Scheme: Wolfson Research Merit Awards

Organisation: University of Bristol

Dates: Aug 2011-Jul 2016

Value: £64,000

Summary: One of the most profound questions facing scientists is 'How much will the Earth's surface warm for a given increase in carbon dioxide concentrations'. This is a question that has taken on particular resonance as we pass an atmospheric CO2 concentration of 400 ppm. Climate models are powerful tools for interrogating this issue but predict a range of climate responses. Therefore, it is valuable to use the past history of our planet to test our ideas; one particularly important test is the determination of Earth’s past temperatures and comparing them to estimated CO2 concentrations. This is no easy task! Robust temperature and CO2 records preserved in ice cores extend back less than one million years, and that entire record is characterised by CO2 levels lower than they are today. To understand the climate of a warmer Earth requires records from much deeper in Earth history. If direct records do not exist then proxy records are required - geochemical or biological signatures that directly reflect a given climate variable. Our work has been devoted to understanding and applying such proxies, and many challenges remain. We investigate them in the past but also in today’s oceans to help us understand what they are really telling us.
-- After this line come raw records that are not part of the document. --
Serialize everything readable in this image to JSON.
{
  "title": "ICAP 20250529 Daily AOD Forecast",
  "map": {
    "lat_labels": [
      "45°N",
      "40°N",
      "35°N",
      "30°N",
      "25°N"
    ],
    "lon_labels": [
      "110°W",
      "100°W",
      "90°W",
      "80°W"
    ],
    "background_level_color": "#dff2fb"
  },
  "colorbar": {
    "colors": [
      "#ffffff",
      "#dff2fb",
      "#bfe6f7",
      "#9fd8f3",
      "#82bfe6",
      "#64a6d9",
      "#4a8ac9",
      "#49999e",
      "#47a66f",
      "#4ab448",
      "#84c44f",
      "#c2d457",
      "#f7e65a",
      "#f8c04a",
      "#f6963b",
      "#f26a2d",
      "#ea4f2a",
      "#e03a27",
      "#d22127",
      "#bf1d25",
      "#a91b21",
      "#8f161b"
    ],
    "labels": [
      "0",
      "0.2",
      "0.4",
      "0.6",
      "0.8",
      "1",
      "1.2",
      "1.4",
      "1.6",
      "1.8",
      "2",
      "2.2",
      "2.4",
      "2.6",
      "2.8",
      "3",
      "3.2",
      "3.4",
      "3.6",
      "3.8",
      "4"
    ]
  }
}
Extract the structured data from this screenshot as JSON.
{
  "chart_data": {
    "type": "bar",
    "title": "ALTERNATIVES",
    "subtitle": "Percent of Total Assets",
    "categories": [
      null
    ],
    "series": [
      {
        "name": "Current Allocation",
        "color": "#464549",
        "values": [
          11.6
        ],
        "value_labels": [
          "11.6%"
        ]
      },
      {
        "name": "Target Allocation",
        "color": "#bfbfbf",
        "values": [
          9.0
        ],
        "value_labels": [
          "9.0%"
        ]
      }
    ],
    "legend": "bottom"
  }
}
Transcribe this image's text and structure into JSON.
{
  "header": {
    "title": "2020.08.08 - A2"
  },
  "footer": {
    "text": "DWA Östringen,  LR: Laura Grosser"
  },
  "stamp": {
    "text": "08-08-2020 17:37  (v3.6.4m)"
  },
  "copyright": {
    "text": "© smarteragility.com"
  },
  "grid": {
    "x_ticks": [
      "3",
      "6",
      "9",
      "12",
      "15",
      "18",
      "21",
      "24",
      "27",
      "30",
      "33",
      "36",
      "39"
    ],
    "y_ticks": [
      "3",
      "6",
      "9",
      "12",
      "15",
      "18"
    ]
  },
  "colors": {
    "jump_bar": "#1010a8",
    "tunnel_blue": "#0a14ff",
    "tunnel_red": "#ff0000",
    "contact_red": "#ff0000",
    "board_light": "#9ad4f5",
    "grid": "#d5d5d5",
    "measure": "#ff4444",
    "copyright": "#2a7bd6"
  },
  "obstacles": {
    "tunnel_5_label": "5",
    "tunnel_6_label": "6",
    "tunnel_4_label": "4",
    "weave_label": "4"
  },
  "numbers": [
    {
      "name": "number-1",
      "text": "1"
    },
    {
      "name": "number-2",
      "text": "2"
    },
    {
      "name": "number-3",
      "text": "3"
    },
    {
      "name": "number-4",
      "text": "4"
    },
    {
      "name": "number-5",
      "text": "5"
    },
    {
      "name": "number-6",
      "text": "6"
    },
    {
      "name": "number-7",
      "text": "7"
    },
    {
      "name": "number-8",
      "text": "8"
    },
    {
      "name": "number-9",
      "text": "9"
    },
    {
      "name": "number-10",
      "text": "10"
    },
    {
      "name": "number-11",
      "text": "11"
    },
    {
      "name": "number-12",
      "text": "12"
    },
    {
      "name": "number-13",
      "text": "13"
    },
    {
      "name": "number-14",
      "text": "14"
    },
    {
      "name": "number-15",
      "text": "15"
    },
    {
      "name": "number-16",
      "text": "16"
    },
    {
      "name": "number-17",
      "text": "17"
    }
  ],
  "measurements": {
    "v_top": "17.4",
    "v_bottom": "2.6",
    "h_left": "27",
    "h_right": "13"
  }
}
As our understanding has increased, so has our confidence in our interpretation of the geological record, and this has yielded important but concerning insights. They suggest that the Earth’s temperature is very sensitive to carbon dioxide levels; for example, carbon dioxide levels three million years ago were less than or similar to 400 ppm, but the climate was very warm. Moreover, this warming was particularly strong at high latitudes and such polar amplification could have important consequences for the long term stability of ice sheets and permafrost. We are continually expanding our investigations, using the geological record to better understand not just how much warmer climate was but also how that affected the entire Earth system.